1767-03-02, de Cosimo Alessandro Collini à Voltaire [François Marie Arouet].

Mon cher Protecteur,

Je ne pouvois avoir à Paris de plaisir plus sensible que celui que m'a causé la lettre que vous avez daigné m'écrire.
Cette bonté de votre part m'est prétieuse; je vous en remercie. Je suis ici depuis trois semaines, et j'en parts après demain. Je me suis amusé à la Comédie, à l'opéra, au Bal. J'ai vû votre Tancrède. Je ne sais si ce sont mes entrailles tudesques, ou quoi, mais Madlle Dubois ne m'a pas tant touché que je l'aurois cru. Vivez longtemps pour vos compatriotes qui vous aiment, et qui parlent toujours de vous: vivez pour toute l'Europe qui vous admire.
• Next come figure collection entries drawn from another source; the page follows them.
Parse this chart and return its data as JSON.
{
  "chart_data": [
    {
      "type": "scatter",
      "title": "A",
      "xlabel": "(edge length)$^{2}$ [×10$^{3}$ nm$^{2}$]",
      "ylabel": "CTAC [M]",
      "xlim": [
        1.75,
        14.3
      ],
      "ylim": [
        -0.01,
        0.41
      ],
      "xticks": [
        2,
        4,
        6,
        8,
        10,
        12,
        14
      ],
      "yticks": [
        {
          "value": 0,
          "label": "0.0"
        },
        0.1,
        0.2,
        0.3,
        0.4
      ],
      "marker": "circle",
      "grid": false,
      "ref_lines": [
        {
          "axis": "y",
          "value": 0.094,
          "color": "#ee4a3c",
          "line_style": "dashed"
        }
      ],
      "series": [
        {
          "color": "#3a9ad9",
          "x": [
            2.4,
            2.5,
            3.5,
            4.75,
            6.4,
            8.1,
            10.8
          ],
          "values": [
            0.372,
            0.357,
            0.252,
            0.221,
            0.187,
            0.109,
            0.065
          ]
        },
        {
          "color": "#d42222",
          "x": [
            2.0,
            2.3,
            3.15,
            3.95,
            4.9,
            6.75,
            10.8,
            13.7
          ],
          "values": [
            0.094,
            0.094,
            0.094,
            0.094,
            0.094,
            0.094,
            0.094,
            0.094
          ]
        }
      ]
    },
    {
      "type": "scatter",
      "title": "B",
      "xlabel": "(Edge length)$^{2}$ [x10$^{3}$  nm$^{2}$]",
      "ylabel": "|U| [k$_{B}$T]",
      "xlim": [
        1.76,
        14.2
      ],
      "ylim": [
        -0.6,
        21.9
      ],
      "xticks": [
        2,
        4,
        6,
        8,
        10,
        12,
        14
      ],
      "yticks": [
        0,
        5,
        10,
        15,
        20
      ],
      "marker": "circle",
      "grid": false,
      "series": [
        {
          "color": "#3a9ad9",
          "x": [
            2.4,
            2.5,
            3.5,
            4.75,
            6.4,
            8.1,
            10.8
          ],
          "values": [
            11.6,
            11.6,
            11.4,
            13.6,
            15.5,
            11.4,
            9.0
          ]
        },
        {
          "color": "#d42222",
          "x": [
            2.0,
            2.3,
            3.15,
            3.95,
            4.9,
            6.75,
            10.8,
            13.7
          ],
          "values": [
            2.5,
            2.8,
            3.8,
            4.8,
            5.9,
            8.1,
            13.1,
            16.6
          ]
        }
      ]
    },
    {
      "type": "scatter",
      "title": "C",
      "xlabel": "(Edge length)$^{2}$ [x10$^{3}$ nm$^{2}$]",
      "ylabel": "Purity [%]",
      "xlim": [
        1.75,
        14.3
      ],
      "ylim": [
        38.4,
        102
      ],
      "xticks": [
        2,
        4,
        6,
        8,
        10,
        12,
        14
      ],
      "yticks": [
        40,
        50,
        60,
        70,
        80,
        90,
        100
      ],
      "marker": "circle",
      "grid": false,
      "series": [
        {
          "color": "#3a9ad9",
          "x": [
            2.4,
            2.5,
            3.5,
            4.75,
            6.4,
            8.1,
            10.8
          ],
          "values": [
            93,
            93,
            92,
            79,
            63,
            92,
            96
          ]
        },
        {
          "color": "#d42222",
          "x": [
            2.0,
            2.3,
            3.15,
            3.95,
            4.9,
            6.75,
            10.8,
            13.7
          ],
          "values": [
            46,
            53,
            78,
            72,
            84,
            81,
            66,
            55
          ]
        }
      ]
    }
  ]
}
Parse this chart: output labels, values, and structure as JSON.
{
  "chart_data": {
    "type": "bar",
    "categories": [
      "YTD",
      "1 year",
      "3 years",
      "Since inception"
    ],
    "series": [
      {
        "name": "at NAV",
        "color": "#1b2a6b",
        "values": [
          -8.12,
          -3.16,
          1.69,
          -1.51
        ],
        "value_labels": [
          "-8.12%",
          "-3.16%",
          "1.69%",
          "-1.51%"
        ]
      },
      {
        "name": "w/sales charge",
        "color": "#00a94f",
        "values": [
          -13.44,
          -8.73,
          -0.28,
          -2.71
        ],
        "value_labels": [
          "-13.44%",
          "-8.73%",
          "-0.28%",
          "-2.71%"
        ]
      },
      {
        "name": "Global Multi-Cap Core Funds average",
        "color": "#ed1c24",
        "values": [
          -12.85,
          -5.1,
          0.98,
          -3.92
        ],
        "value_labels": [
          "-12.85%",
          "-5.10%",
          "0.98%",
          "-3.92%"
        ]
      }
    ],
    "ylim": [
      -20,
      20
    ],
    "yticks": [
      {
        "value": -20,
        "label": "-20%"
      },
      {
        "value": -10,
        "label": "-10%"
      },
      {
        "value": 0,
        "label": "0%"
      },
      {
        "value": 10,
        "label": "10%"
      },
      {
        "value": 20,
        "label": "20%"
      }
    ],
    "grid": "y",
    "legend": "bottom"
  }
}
Si on m'avait proposé l'alternative d'aller à Paris ou à Ferney, je n'aurois certainement vû ni Tancrède, ni Eugénie, ni Bérénice, ni Thésée, ni la Reine de Golconde, ni le Bal de l'Opéra, ni la Foire de st Germain, ni Nicolet&c., et j'aurois eu plus de plaisir qu'à tout cela. Dans trois semaines je serai de retour à Mannheim. J'aurai pour vous toute ma vie l'attachement le plus tendre et la plus vive reconnoissance.

J'ai l'honneur d'être avec un profond respect

Mon cher Bienfaicteur

Votre très humble et très obéissant serviteur

Colini

Je présente mes très humbles respects à Made Denis.